Date of publication: 11 September 2019
Media Outlet: DH.be, La Dernière Heure, a French-language daily newspaper published in Belgium
Headline: “In the Netherlands, in Salafist schools students learn that non-Muslims deserve the death penalty”
Description of the anti-Muslim content: This article claims that Salafist schools in the Netherlands are causing concern because they teach pupils to “refuse to be part of Dutch society” and that “non-Muslim people deserve the death penalty”. This emerged from a joint investigation by the newspaper NRC and the TV show "Nieuwsuur". The article also states that according to the Coordination Unit for Threat Analysis (OCAM) in Belgium, several state departments in charge of security “have kept an eye on Salafist members” for years. However, the article continues, OCAM believes that the situation is less worrying in Belgium than in the Netherlands, “where there are indeed mosques clearly claiming to be Salafist”. The article mentions that “state security figures from April show that our country is home to hundreds of Salafist organizations (mosques, religious centres, schools)”, but that “there is no data on how much the phenomenon is growing but the number seems to be increasing.”
Myth debunked: This article presents a superficial and misleading understanding of Salafism, by regarding it as a movement based on hatred towards the West.

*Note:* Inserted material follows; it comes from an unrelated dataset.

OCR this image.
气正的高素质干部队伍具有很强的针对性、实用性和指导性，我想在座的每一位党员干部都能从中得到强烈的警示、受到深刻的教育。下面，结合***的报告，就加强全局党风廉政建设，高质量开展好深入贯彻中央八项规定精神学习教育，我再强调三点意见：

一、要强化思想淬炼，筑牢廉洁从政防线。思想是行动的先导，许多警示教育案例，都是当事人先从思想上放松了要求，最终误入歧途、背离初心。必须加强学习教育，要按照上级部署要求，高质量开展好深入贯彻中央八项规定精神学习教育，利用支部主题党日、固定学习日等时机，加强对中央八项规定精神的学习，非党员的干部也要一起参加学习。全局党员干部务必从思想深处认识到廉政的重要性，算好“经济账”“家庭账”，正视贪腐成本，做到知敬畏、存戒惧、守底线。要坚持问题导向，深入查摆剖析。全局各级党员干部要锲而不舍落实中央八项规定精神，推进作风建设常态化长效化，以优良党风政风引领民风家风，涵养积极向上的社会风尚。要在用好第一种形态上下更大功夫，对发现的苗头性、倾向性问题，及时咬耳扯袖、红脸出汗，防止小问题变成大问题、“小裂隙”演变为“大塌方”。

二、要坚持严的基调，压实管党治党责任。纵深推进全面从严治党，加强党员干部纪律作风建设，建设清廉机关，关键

In fact, Salafism is an orthodox Sunni reform movement that emerged at the turn of the twentieth century, encouraging emulation of the first followers of the Prophet Muhammad, the “salaf” or predecessors. According to the Oxford Islamic Studies Online, this movement emphasises the “restoration of Islamic doctrines to pure form, adherence to the Quran and Sunnah, rejection of the authority of later interpretations, and maintenance of the unity of ummah.” The article by DH.be wrongly depicts all Salafists as terrorists. Many European governments too generally see Salafists through the lens of counter-terrorism. This is a distorted view of this movement. While some terrorists do identify as Salafi, anthropological fieldwork in the Salafi movement in the Netherlands, including an article by Dr. Ineke Roex, shows that important sections of the Salaf movement distance themselves from violent extremism in Europe and respect democratic authority. Rather than considering Salafism as whole as a security threat, the article should have stated that a specific school in the Netherlands was found disseminating violent ideas, but that it is not representative of all the Salafist schools. The generalisations in this article misinforms readers and spread fears about Muslims who belong to this group which contributes to their stigmatisation. The Get the Trolls Out! partner in Belgium, ENORB, has submitted a complaint to DH.be requesting significant edits to the article.